Jessica Simpson : Madison, Wisconsin East Towne Mall

Bargain bin Britney gets all Tiffany-ed up at the mall...

In a pop-culture world in which the lines between entertainment and marketing have been rendered meaningless, it’s somehow fitting that pop princess Jessica Simpson’s first headlining tour eschews traditional venues in favor of that high church of suburban materialism, the mall. Dubbed “The Dreamchaser Tour” (because Simpson, you know, followed her dreams and stuff), Simpson’s teenybopperpalooza finds five hapless acts performing on a travelling stage book-ended by giant blow-ups of Simpson herself, her cold, dead racoon eyes peering down on the crowd like a cruel mall deity.

Each of the evenings’ acts functions as a haphazard proxy for an exponentially bigger act. Sassy opener Toya bumps and grinds like a one-woman Destiny’s Child, Youngstown and Plus One offer dispirited imitations of *NSYNC, prefab pop stars Eden’s Crush soft-pedal girl power for tweens too young to remember the Spice Girls, while Simpson headlines as a poor man’s Britney Spears.

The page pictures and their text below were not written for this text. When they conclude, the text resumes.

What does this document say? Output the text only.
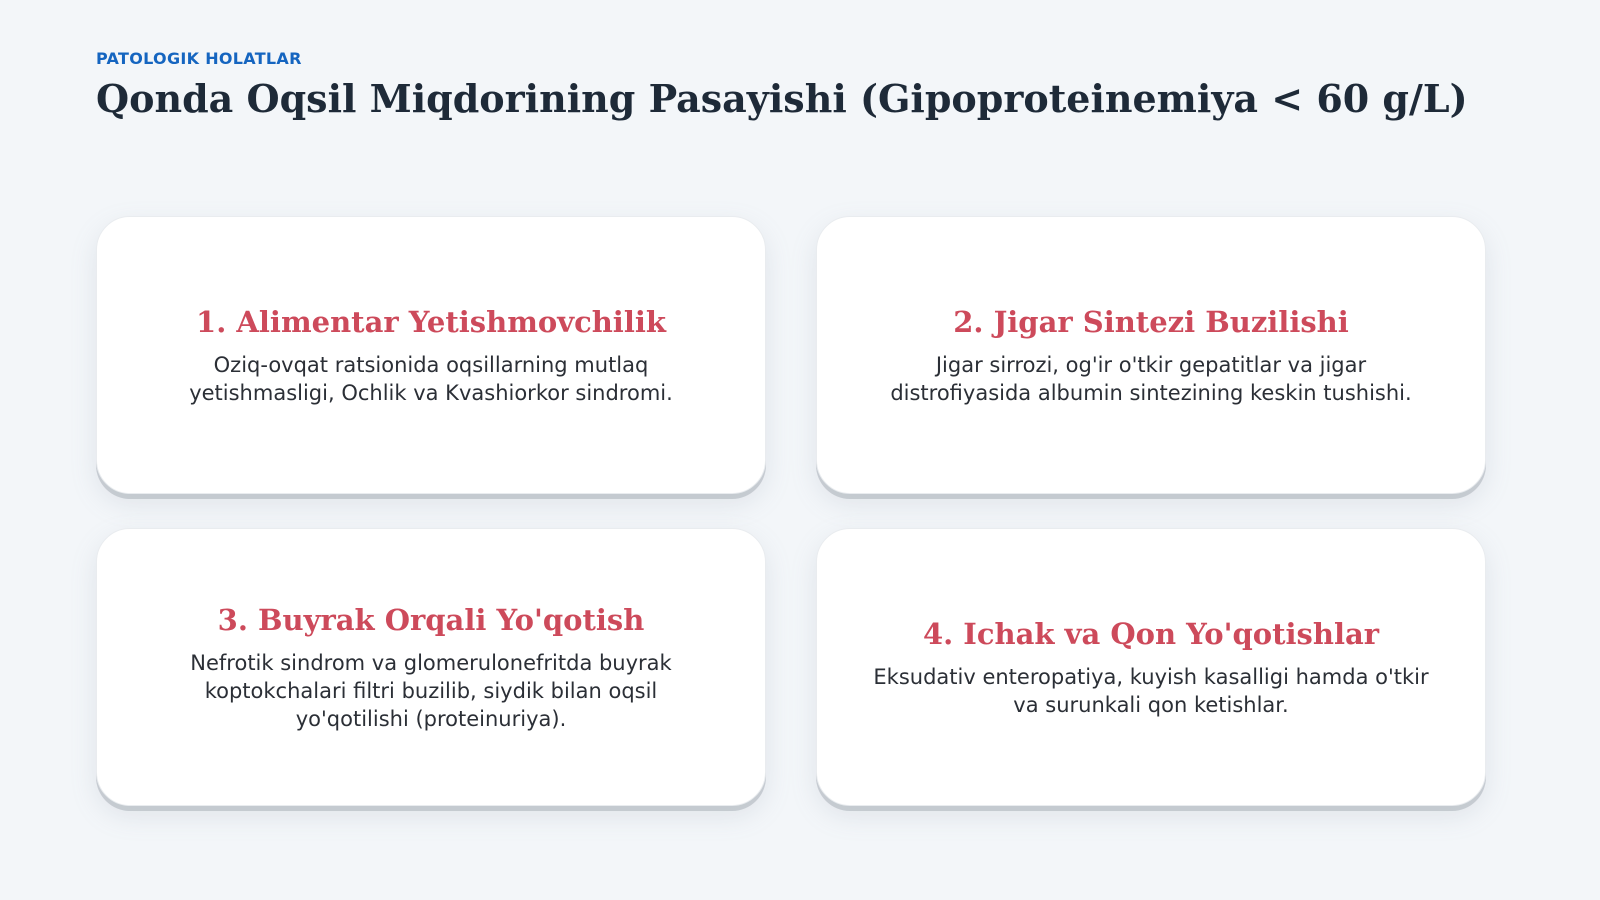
PATOLOGIK HOLATLAR

Qonda Oqsil Miqdorining Pasayishi (Gipoproteinemiya < 60 g/L)
1. Alimentar Yetishmovchilik

Oziq-ovqat ratsionida oqsillarning mutlaq yetishmasligi, Ochlik va Kvashiorkor sindromi.

2. Jigar Sintezi Buzilishi

Jigar sirrozi, og'ir o'tkir gepatitlar va jigar distrofiyasida albumin sintezining keskin tushishi.

3. Buyrak Orqali Yo'qotish

Nefrotik sindrom va glomerulonefritda buyrak koptokchalari filtri buzilib, siydik bilan oqsil yo'qotilishi (proteinuriya).

4. Ichak va Qon Yo'qotishlar

Eksudativ enteropatiya, kuyish kasalligi hamda o'tkir va surunkali qon ketishlar.
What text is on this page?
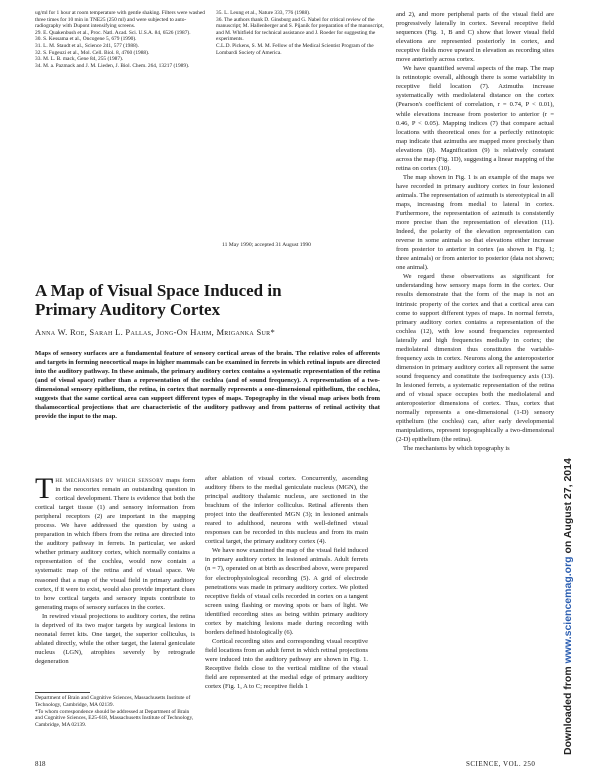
ug/ml for 1 hour at room temperature with gentle shaking. Filters were washed three times for 10 min in TNE25 (250 ml) and were subjected to auto-radiography with Dupont intensifying screens.

29. E. Quakenbush et al., Proc. Natl. Acad. Sci. U.S.A. 84, 6526 (1987).

30. S. Kessama et al., Oncogene 5, 679 (1990).

31. L. M. Staudt et al., Science 241, 577 (1988).

32. S. Fugeuzi et al., Mol. Cell. Biol. 8, 4760 (1988).

33. M. L. B. mack, Gene 84, 255 (1987).

34. M. a. Pazmack and J. M. Lieden, J. Biol. Chem. 264, 13217 (1989).

35. L. Leung et al., Nature 333, 776 (1988).

36. The authors thank D. Ginsburg and G. Nabel for critical review of the manuscript; M. Hallenberger and S. Pijanik for preparation of the manuscript, and M. Whitfield for technical assistance and J. Roeder for suggesting the experiments.

C.L.D. Pickens, S. M. M. Fellow of the Medical Scientist Program of the Lombardi Society of America.

11 May 1990; accepted 31 August 1990
A Map of Visual Space Induced in
Primary Auditory Cortex
Anna W. Roe, Sarah L. Pallas, Jong-On Hahm, Mriganka Sur*
Maps of sensory surfaces are a fundamental feature of sensory cortical areas of the brain. The relative roles of afferents and targets in forming neocortical maps in higher mammals can be examined in ferrets in which retinal inputs are directed into the auditory pathway. In these animals, the primary auditory cortex contains a systematic representation of the retina (and of visual space) rather than a representation of the cochlea (and of sound frequency). A representation of a two-dimensional sensory epithelium, the retina, in cortex that normally represents a one-dimensional epithelium, the cochlea, suggests that the same cortical area can support different types of maps. Topography in the visual map arises both from thalamocortical projections that are characteristic of the auditory pathway and from patterns of retinal activity that provide the input to the map.

The mechanisms by which sensory maps form in the neocortex remain an outstanding question in cortical development. There is evidence that both the cortical target tissue (1) and sensory information from peripheral receptors (2) are important in the mapping process. We have addressed the question by using a preparation in which fibers from the retina are directed into the auditory pathway in ferrets. In particular, we asked whether primary auditory cortex, which normally contains a representation of the cochlea, would now contain a systematic map of the retina and of visual space. We reasoned that a map of the visual field in primary auditory cortex, if it were to exist, would also provide important clues to how cortical targets and sensory inputs contribute to generating maps of sensory surfaces in the cortex.

In rewired visual projections to auditory cortex, the retina is deprived of its two major targets by surgical lesions in neonatal ferret kits. One target, the superior colliculus, is ablated directly, while the other target, the lateral geniculate nucleus (LGN), atrophies severely by retrograde degeneration

Department of Brain and Cognitive Sciences, Massachusetts Institute of Technology, Cambridge, MA 02139.

*To whom correspondence should be addressed at Department of Brain and Cognitive Sciences, E25-618, Massachusetts Institute of Technology, Cambridge, MA 02139.

after ablation of visual cortex. Concurrently, ascending auditory fibers to the medial geniculate nucleus (MGN), the principal auditory thalamic nucleus, are sectioned in the brachium of the inferior colliculus. Retinal afferents then project into the deafferented MGN (3); in lesioned animals reared to adulthood, neurons with well-defined visual responses can be recorded in this nucleus and from its main cortical target, the primary auditory cortex (4).

We have now examined the map of the visual field induced in primary auditory cortex in lesioned animals. Adult ferrets (n = 7), operated on at birth as described above, were prepared for electrophysiological recording (5). A grid of electrode penetrations was made in primary auditory cortex. We plotted receptive fields of visual cells recorded in cortex on a tangent screen using flashing or moving spots or bars of light. We identified recording sites as being within primary auditory cortex by matching lesions made during recording with borders defined histologically (6).

Cortical recording sites and corresponding visual receptive field locations from an adult ferret in which retinal projections were induced into the auditory pathway are shown in Fig. 1. Receptive fields close to the vertical midline of the visual field are represented at the medial edge of primary auditory cortex (Fig. 1, A to C; receptive fields 1

and 2), and more peripheral parts of the visual field are progressively laterally in cortex. Several receptive field sequences (Fig. 1, B and C) show that lower visual field elevations are represented posteriorly in cortex, and receptive fields move upward in elevation as recording sites move anteriorly across cortex.

We have quantified several aspects of the map. The map is retinotopic overall, although there is some variability in receptive field location (7). Azimuths increase systematically with mediolateral distance on the cortex (Pearson's coefficient of correlation, r = 0.74, P < 0.01), while elevations increase from posterior to anterior (r = 0.46, P < 0.05). Mapping indices (7) that compare actual locations with theoretical ones for a perfectly retinotopic map indicate that azimuths are mapped more precisely than elevations (8). Magnification (9) is relatively constant across the map (Fig. 1D), suggesting a linear mapping of the retina on cortex (10).

The map shown in Fig. 1 is an example of the maps we have recorded in primary auditory cortex in four lesioned animals. The representation of azimuth is stereotypical in all maps, increasing from medial to lateral in cortex. Furthermore, the representation of azimuth is consistently more precise than the representation of elevation (11). Indeed, the polarity of the elevation representation can reverse in some animals so that elevations either increase from posterior to anterior in cortex (as shown in Fig. 1; three animals) or from anterior to posterior (data not shown; one animal).

We regard these observations as significant for understanding how sensory maps form in the cortex. Our results demonstrate that the form of the map is not an intrinsic property of the cortex and that a cortical area can come to support different types of maps. In normal ferrets, primary auditory cortex contains a representation of the cochlea (12), with low sound frequencies represented laterally and high frequencies medially in cortex; the mediolateral dimension thus constitutes the variable-frequency axis in cortex. Neurons along the anteroposterior dimension in primary auditory cortex all represent the same sound frequency and constitute the isofrequency axis (13). In lesioned ferrets, a systematic representation of the retina and of visual space occupies both the mediolateral and anteroposterior dimensions of cortex. Thus, cortex that normally represents a one-dimensional (1-D) sensory epithelium (the cochlea) can, after early developmental manipulations, represent topographically a two-dimensional (2-D) epithelium (the retina).

The mechanisms by which topography is

818	SCIENCE, VOL. 250
Downloaded from www.sciencemag.org on August 27, 2014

But the acts aren’t just derivative of bigger pop stars: they’re depressingly inter-changeable as well. Each offers a tame set of watered-down R&B fortified with non-threatening hiphop attitude and topped off by crowd-pleasing banter asserting that Wisconsin is, in fact, “in da house”. It’s an environment that renders music thoroughly irrelevant, and indeed, Simpson’s set is distinguished not by its negligible artistic content, but rather by its retrograde variety-show format. Simpson dutifully belts out her hits, screeching notes high enough to send comatose dogs into epileptic fits during the ballads and grinding lasciviously in modified stripper-wear during the upbeat songs. But an equal amount of time is spent holding contests, engaging in lame skits, giving props to Jesus and admonishing the audience to follow their dreams.

That Simpson’s second-hand dreams bring her to a dumpy mall parking lot is fittingly ironic, but the crowd seems understandably too distracted by the show’s abundant bells and whistles to notice.